Starting in TIFR (Tata Institute of Fundamental Research), it was Professor Narasimhan who recommended the setting up of Electronics Commission (Prof MGK Menon was the first Chairman). It became Department of Electronics and later Ministry of Information Technology. He was instrumental in building the first general purpose digital computer in India way back in 1960. When IBM “walked out” of India in 1976, it was Professor Narasimhan who took charge as the first Chairman of Computer Maintenance Corporation (CMC Ltd later and now part of TCS). He was also instrumental in the starting of NCST (National Center for Software Technology) (now part of C-DAC). Through his individual contributions that include seminal ideas in pattern recognition and his guidance to generations of Computer Science professionals in India, he has contributed a lot to the early Computer Science literature in India. His out put was prolific; couple of years ago he completed a text on AI and Language Processing at a ripe age of 77!

His insightful vision led to the naming of NCST as National Center for Software Technology with emphasis on “software”; not many could see the larger role “software” would play in the long run at that time (Indian software industry benefits from his vision today).

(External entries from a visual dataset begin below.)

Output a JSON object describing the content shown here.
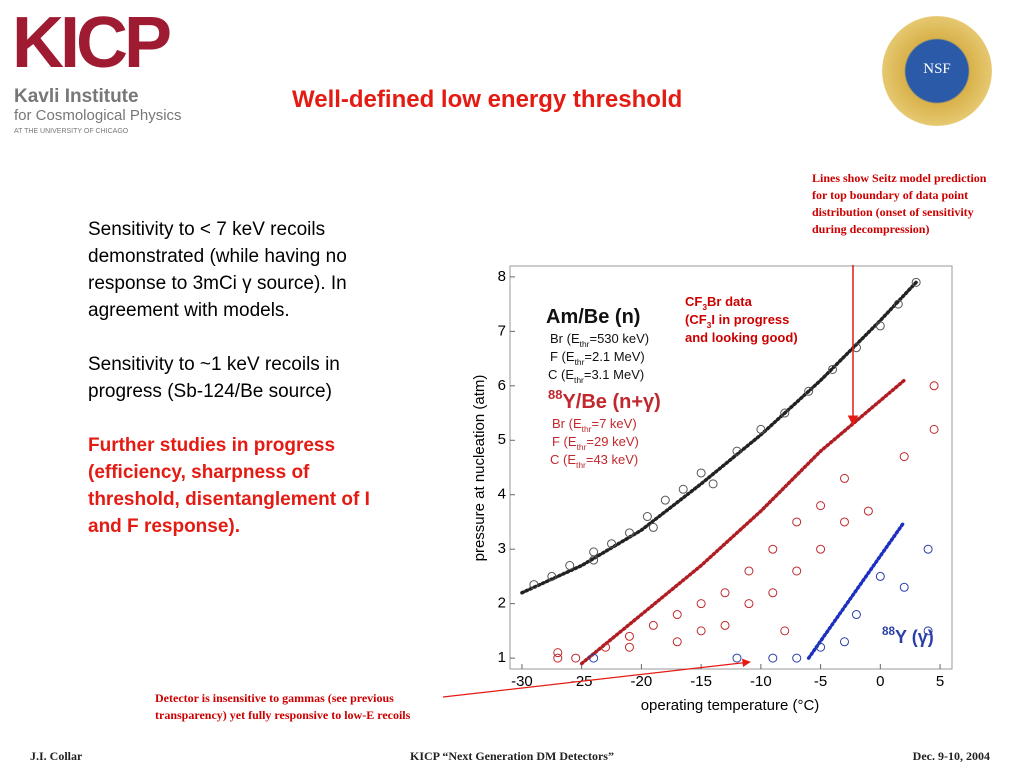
{
  "logo": {
    "name": "KICP",
    "line1": "Kavli Institute",
    "line2": "for Cosmological Physics",
    "line3": "AT THE UNIVERSITY OF CHICAGO"
  },
  "nsf": "NSF",
  "title": "Well-defined low energy threshold",
  "body": [
    "Sensitivity to < 7 keV recoils demonstrated (while having no response to 3mCi  γ source). In agreement with models.",
    "Sensitivity to ~1 keV recoils in progress (Sb-124/Be source)"
  ],
  "highlight": "Further studies in progress (efficiency, sharpness of threshold, disentanglement of I and F response).",
  "note_model": "Lines show Seitz model prediction for top boundary of data point distribution (onset of sensitivity during decompression)",
  "note_cf3": [
    {
      "pre": "CF",
      "sub": "3",
      "post": "Br data"
    },
    {
      "pre": "(CF",
      "sub": "3",
      "post": "I in progress"
    },
    {
      "pre": "and looking good)"
    }
  ],
  "note_gamma": [
    "Detector is insensitive to gammas (see previous",
    "transparency) yet fully responsive to low-E recoils"
  ],
  "footer": {
    "left": "J.I. Collar",
    "center": "KICP “Next Generation DM Detectors”",
    "right": "Dec. 9-10, 2004"
  },
  "chart_data": {
    "type": "scatter",
    "xlabel": "operating temperature (°C)",
    "ylabel": "pressure at nucleation (atm)",
    "xlim": [
      -31,
      6
    ],
    "ylim": [
      0.8,
      8.2
    ],
    "xticks": [
      -30,
      -25,
      -20,
      -15,
      -10,
      -5,
      0,
      5
    ],
    "yticks": [
      1,
      2,
      3,
      4,
      5,
      6,
      7,
      8
    ],
    "series": [
      {
        "name": "Am/Be (n)",
        "color": "#555555",
        "legend": [
          {
            "pre": "Br (E",
            "sub": "thr",
            "post": "=530 keV)"
          },
          {
            "pre": "F (E",
            "sub": "thr",
            "post": "=2.1 MeV)"
          },
          {
            "pre": "C (E",
            "sub": "thr",
            "post": "=3.1 MeV)"
          }
        ],
        "x": [
          -29,
          -27.5,
          -26,
          -24,
          -22.5,
          -21,
          -19.5,
          -18,
          -16.5,
          -15,
          -12,
          -10,
          -8,
          -6,
          -4,
          -2,
          0,
          1.5,
          3,
          -24,
          -19,
          -14
        ],
        "values": [
          2.35,
          2.5,
          2.7,
          2.95,
          3.1,
          3.3,
          3.6,
          3.9,
          4.1,
          4.4,
          4.8,
          5.2,
          5.5,
          5.9,
          6.3,
          6.7,
          7.1,
          7.5,
          7.9,
          2.8,
          3.4,
          4.2
        ]
      },
      {
        "name": "Y/Be (n+γ)",
        "sup": "88",
        "color": "#c0282d",
        "legend": [
          {
            "pre": "Br (E",
            "sub": "thr",
            "post": "=7 keV)"
          },
          {
            "pre": "F (E",
            "sub": "thr",
            "post": "=29 keV)"
          },
          {
            "pre": "C (E",
            "sub": "thr",
            "post": "=43 keV)"
          }
        ],
        "x": [
          -27,
          -27,
          -25.5,
          -23,
          -21,
          -21,
          -19,
          -17,
          -17,
          -15,
          -15,
          -13,
          -13,
          -11,
          -11,
          -9,
          -9,
          -7,
          -7,
          -5,
          -5,
          -3,
          -3,
          -8,
          4.5,
          4.5,
          2,
          -1
        ],
        "values": [
          1.0,
          1.1,
          1.0,
          1.2,
          1.4,
          1.2,
          1.6,
          1.8,
          1.3,
          2.0,
          1.5,
          2.2,
          1.6,
          2.6,
          2.0,
          3.0,
          2.2,
          3.5,
          2.6,
          3.8,
          3.0,
          4.3,
          3.5,
          1.5,
          6.0,
          5.2,
          4.7,
          3.7
        ]
      },
      {
        "name": "Y (γ)",
        "sup": "88",
        "color": "#2a3fa8",
        "x": [
          -24,
          -12,
          -9,
          -7,
          -3,
          -2,
          0,
          2,
          4,
          4,
          -5
        ],
        "values": [
          1.0,
          1.0,
          1.0,
          1.0,
          1.3,
          1.8,
          2.5,
          2.3,
          3.0,
          1.5,
          1.2
        ]
      }
    ],
    "model_lines": [
      {
        "color": "#222222",
        "x": [
          -30,
          -25,
          -20,
          -15,
          -10,
          -5,
          0,
          3
        ],
        "values": [
          2.2,
          2.7,
          3.35,
          4.2,
          5.1,
          6.1,
          7.2,
          7.9
        ]
      },
      {
        "color": "#b01e23",
        "x": [
          -25,
          -20,
          -15,
          -10,
          -5,
          2
        ],
        "values": [
          0.9,
          1.8,
          2.7,
          3.7,
          4.8,
          6.1
        ]
      },
      {
        "color": "#1c2fc0",
        "x": [
          -6,
          2
        ],
        "values": [
          1.0,
          3.5
        ]
      }
    ]
  }
}
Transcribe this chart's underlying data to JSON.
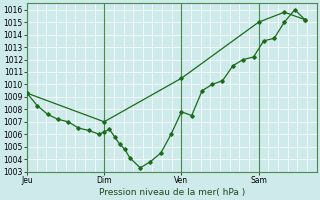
{
  "xlabel": "Pression niveau de la mer( hPa )",
  "bg_color": "#ceeaea",
  "grid_color": "#ffffff",
  "line_color": "#1a6b1a",
  "spine_color": "#4a8a4a",
  "ylim": [
    1003,
    1016.5
  ],
  "yticks": [
    1003,
    1004,
    1005,
    1006,
    1007,
    1008,
    1009,
    1010,
    1011,
    1012,
    1013,
    1014,
    1015,
    1016
  ],
  "day_labels": [
    "Jeu",
    "Dim",
    "Ven",
    "Sam"
  ],
  "day_positions": [
    0.0,
    0.333,
    0.667,
    1.0
  ],
  "xlim": [
    0.0,
    1.25
  ],
  "series1_x": [
    0.0,
    0.044,
    0.089,
    0.133,
    0.178,
    0.222,
    0.267,
    0.311,
    0.333,
    0.356,
    0.378,
    0.4,
    0.422,
    0.444,
    0.489,
    0.533,
    0.578,
    0.622,
    0.667,
    0.711,
    0.756,
    0.8,
    0.844,
    0.889,
    0.933,
    0.978,
    1.022,
    1.067,
    1.111,
    1.156,
    1.2
  ],
  "series1_y": [
    1009.3,
    1008.3,
    1007.6,
    1007.2,
    1007.0,
    1006.5,
    1006.3,
    1006.0,
    1006.2,
    1006.4,
    1005.8,
    1005.2,
    1004.8,
    1004.1,
    1003.3,
    1003.8,
    1004.5,
    1006.0,
    1007.8,
    1007.5,
    1009.5,
    1010.0,
    1010.3,
    1011.5,
    1012.0,
    1012.2,
    1013.5,
    1013.7,
    1015.0,
    1016.0,
    1015.2
  ],
  "series2_x": [
    0.0,
    0.333,
    0.667,
    1.0,
    1.111,
    1.2
  ],
  "series2_y": [
    1009.3,
    1007.0,
    1010.5,
    1015.0,
    1015.8,
    1015.2
  ],
  "xlabel_fontsize": 6.5,
  "tick_fontsize": 5.5
}
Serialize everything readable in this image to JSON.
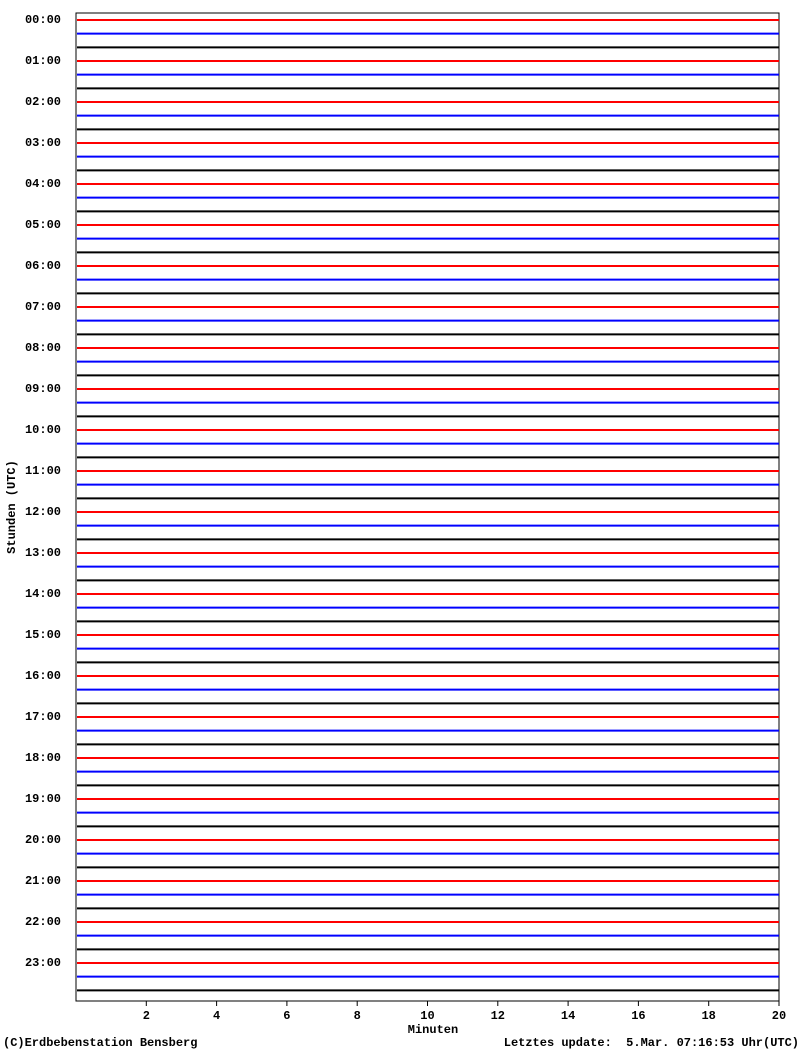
{
  "chart_data": {
    "type": "helicorder",
    "ylabel": "Stunden (UTC)",
    "xlabel": "Minuten",
    "categories": [
      "00:00",
      "01:00",
      "02:00",
      "03:00",
      "04:00",
      "05:00",
      "06:00",
      "07:00",
      "08:00",
      "09:00",
      "10:00",
      "11:00",
      "12:00",
      "13:00",
      "14:00",
      "15:00",
      "16:00",
      "17:00",
      "18:00",
      "19:00",
      "20:00",
      "21:00",
      "22:00",
      "23:00"
    ],
    "xlim": [
      0,
      20
    ],
    "xticks": [
      2,
      4,
      6,
      8,
      10,
      12,
      14,
      16,
      18,
      20
    ],
    "trace_colors": [
      "#ff0000",
      "#0000ff",
      "#000000"
    ],
    "credit": "(C)Erdbebenstation Bensberg",
    "update": "Letztes update:  5.Mar. 07:16:53 Uhr(UTC)"
  }
}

Interestingly, not many understand the contribution made by many researchers (including Dr Narasimhan) that separated hardware (processors) and software. IT industry would not have grown to its current size of $ 2,000 billion today without such a separation. Software interestingly is nothing but a set of “bits & bytes” that stays as a file on some storage device (Floppy, Tape, Disk, CD or DVD) attached to some computational device (computer, phone). Of course, those “bits & bytes” code complex algorithms (like MP3 compression or a “rendering” algorithm for some complex object or a “pattern recognition algorithm” to decode DNA sequence or a complex set of financial calculations). Once loaded into a processor (may be a microprocessor from Intel / AMD or a DSP (Digital Signal Processing) chip), the software gets “executed” – the processor processing the “software” converts the “static” software into the actual “magic”. But for the separation of software and hardware it would not have been possible to create such a wide variety of software applications – banking, telecom, hospitality, healthcare, automotive or industrial automation. Separation of software and hardware permitted “independent” developments; though not all software runs on all hardware, most software pieces run on multiple hardware (for example, a “browser” software runs on many hardware platforms including many PCs and many mobile phones). Since the software by itself does NOT do any processing, but remains static (until loaded on to a processor) it can be “moved around” – copied, sent as e-mail attachment, uploaded or simply sent across – leading to “any time, anywhere” processing. Many services like “anytime, anywhere” banking (ATM, Credit card), ticketing (e-ticket, mobile ticketing) would not have been possible without such a clear separation of hardware and software.

It is important to reinforce such deep thought processes pioneered by tall individuals like Professor Narasimhan. With his passing away an amazing chapter of Indian IT ends. Hopefully, he will continue to inspire generations of computer science researchers in India.